强碳氢键的选择性氧化仍然是合成化学的核心挑战，部分原因是活性氧化剂的难以捉摸的性质及其潜在机制。在此，我们报道了室温稳定的单核Ni(III)-羟基配合物[Na(15c5)][Ni（PS3″）（OH）] （[Na(15c5)][2]）的分离和完整表征，该配合物由三（苯乙硫代）膦配体衍生物支撑。2的x射线晶体结构显示出一个三角形双锥体Ni（III）中心，其中配位羟基配体通过次级配位球相互作用稳定。配合物2对强C-H键表现出氢原子转移（HAT）反应性，包括环己烷（BDE = 99.5 kcal mol-1）。对各种C-H底物的动力学研究表明，log（k2）与底物pKa之间存在很强的线性相关性，但与C-H键解离能的相关性较差，表明PCET途径是异步的，过渡态主要由质子转移（PT）控制。根据热力学数据估计，得到的Ni(II)-水族的O-H键解离自由能为96.6-100.3 kcal mol-1。

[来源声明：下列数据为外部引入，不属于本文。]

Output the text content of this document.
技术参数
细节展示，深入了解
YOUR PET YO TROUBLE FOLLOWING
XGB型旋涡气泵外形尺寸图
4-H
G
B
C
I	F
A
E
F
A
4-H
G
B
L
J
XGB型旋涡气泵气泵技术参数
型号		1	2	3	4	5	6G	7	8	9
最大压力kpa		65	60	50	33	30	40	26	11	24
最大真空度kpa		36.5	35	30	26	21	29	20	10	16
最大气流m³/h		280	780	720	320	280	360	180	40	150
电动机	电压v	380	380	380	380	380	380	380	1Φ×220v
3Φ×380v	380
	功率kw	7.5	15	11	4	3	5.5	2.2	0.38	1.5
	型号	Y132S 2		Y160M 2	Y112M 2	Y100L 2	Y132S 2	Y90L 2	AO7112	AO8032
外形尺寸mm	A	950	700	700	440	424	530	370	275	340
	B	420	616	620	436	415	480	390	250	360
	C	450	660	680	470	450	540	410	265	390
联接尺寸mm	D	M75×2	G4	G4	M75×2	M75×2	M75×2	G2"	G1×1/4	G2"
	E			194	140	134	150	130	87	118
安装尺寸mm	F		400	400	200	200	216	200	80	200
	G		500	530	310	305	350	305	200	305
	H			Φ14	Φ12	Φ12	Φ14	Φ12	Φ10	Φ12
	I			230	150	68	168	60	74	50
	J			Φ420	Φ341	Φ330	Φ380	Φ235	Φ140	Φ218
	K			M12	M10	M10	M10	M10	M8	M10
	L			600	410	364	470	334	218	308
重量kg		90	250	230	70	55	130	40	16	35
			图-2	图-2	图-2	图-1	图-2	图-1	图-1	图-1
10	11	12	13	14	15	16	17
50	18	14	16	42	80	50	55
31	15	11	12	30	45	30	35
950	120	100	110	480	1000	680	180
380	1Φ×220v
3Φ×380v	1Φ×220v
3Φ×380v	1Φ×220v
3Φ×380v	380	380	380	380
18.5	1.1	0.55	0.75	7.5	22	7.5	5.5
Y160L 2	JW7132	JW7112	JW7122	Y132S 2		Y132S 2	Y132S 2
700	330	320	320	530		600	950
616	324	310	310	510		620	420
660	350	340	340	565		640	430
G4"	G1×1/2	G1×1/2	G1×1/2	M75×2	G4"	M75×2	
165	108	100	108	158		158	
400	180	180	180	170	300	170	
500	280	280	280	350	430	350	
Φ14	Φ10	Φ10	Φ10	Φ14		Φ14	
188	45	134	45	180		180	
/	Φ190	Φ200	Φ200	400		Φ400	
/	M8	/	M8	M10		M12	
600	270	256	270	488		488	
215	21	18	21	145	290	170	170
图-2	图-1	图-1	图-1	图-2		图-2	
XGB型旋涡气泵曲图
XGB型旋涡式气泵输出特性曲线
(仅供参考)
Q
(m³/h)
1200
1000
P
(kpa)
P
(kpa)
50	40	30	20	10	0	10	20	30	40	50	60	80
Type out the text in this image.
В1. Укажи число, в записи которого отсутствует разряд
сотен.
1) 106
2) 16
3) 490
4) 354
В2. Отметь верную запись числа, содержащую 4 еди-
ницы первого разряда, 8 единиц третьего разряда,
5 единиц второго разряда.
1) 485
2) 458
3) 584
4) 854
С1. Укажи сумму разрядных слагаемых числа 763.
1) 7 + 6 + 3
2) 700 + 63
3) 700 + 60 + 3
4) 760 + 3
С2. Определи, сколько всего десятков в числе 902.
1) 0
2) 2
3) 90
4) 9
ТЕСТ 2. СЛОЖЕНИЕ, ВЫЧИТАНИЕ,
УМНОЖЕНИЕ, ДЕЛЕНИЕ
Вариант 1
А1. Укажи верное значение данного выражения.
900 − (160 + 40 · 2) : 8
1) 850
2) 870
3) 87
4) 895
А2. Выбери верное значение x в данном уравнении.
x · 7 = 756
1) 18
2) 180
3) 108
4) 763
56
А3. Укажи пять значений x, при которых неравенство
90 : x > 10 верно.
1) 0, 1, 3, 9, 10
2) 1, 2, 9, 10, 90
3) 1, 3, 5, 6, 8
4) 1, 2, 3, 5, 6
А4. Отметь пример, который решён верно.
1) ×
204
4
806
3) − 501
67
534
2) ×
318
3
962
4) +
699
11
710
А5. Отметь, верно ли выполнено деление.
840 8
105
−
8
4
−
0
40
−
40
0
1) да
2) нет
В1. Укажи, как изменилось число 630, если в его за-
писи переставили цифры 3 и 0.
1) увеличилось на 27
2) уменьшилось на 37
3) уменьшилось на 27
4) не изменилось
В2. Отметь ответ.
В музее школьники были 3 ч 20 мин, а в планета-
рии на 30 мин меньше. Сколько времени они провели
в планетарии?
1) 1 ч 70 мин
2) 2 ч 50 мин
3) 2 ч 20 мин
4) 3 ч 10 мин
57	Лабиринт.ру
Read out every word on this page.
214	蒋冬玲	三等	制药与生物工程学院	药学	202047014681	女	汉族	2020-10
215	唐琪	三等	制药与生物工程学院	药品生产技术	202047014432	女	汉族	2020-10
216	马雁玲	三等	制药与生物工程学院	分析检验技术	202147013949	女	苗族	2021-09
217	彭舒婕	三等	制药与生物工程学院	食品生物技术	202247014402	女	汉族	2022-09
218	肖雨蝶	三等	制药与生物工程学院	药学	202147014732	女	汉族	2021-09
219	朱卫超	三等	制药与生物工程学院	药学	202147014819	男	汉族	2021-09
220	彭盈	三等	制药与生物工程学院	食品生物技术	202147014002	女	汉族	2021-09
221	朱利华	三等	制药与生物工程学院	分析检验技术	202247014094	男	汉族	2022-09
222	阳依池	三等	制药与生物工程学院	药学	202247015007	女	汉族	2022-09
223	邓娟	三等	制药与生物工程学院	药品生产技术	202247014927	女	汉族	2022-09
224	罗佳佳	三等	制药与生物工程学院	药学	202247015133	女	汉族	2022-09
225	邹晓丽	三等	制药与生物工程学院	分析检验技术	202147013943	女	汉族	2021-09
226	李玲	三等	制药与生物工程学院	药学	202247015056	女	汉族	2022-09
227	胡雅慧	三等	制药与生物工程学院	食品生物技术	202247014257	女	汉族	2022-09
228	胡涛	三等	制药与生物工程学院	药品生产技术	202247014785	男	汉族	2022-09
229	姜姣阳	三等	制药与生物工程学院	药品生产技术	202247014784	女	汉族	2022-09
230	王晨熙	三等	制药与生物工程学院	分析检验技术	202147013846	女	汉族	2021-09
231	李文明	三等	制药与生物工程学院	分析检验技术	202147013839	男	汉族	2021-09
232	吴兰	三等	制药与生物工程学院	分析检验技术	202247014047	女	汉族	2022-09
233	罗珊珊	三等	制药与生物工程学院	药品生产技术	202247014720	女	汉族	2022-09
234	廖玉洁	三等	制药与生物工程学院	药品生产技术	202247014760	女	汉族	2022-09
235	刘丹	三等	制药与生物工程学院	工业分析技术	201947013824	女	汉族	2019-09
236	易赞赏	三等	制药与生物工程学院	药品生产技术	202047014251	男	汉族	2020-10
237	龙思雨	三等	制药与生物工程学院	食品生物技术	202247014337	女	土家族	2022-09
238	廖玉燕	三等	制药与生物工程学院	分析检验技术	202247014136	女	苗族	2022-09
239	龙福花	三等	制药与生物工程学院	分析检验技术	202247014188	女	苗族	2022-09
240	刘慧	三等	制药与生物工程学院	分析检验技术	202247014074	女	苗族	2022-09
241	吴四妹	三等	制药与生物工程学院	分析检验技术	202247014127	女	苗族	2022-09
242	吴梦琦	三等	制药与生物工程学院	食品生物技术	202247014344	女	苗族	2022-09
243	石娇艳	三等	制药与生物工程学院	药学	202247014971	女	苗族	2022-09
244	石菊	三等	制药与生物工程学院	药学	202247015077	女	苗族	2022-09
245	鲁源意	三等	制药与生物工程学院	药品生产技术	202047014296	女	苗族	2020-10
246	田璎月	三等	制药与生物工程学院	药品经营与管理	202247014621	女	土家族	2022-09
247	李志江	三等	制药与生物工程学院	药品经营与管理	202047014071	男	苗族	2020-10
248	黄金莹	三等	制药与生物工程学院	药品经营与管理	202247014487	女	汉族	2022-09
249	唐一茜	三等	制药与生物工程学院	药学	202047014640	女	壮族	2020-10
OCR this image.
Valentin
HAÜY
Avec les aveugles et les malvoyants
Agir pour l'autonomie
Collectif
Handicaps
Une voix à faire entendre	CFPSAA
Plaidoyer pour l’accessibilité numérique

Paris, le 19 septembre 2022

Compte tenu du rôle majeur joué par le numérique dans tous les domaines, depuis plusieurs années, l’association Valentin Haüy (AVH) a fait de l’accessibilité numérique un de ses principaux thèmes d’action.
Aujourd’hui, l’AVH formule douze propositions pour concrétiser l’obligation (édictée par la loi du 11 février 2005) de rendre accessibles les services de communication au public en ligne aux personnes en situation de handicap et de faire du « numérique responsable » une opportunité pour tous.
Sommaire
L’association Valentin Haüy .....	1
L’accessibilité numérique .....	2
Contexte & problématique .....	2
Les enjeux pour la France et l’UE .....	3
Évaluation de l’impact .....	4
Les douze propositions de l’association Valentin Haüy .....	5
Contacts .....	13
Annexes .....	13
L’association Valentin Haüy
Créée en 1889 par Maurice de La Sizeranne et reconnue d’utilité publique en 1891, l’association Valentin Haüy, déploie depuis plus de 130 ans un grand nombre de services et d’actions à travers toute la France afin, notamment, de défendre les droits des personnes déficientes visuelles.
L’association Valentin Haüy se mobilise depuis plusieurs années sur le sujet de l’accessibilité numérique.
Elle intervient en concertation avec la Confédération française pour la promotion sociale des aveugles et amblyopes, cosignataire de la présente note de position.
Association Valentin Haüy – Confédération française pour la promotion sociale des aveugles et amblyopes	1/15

半经验的自由能分析遵循Barman等人的方法(Proc. Natl。学会科学。U.S.A. 2021, 118, e2108648118)给出的最佳拟合x值为0.18 (R2 = 0.99)，其中x = 1表示同步PCET，较低的值表示过渡态PT特征较大。这些发现强调了碱度在调节PCET反应性中的关键作用，并确定了配合物2是一种罕见的、定义明确的Ni(III)-OH氧化剂，能够在低氧化还原电位下强C-H键激活。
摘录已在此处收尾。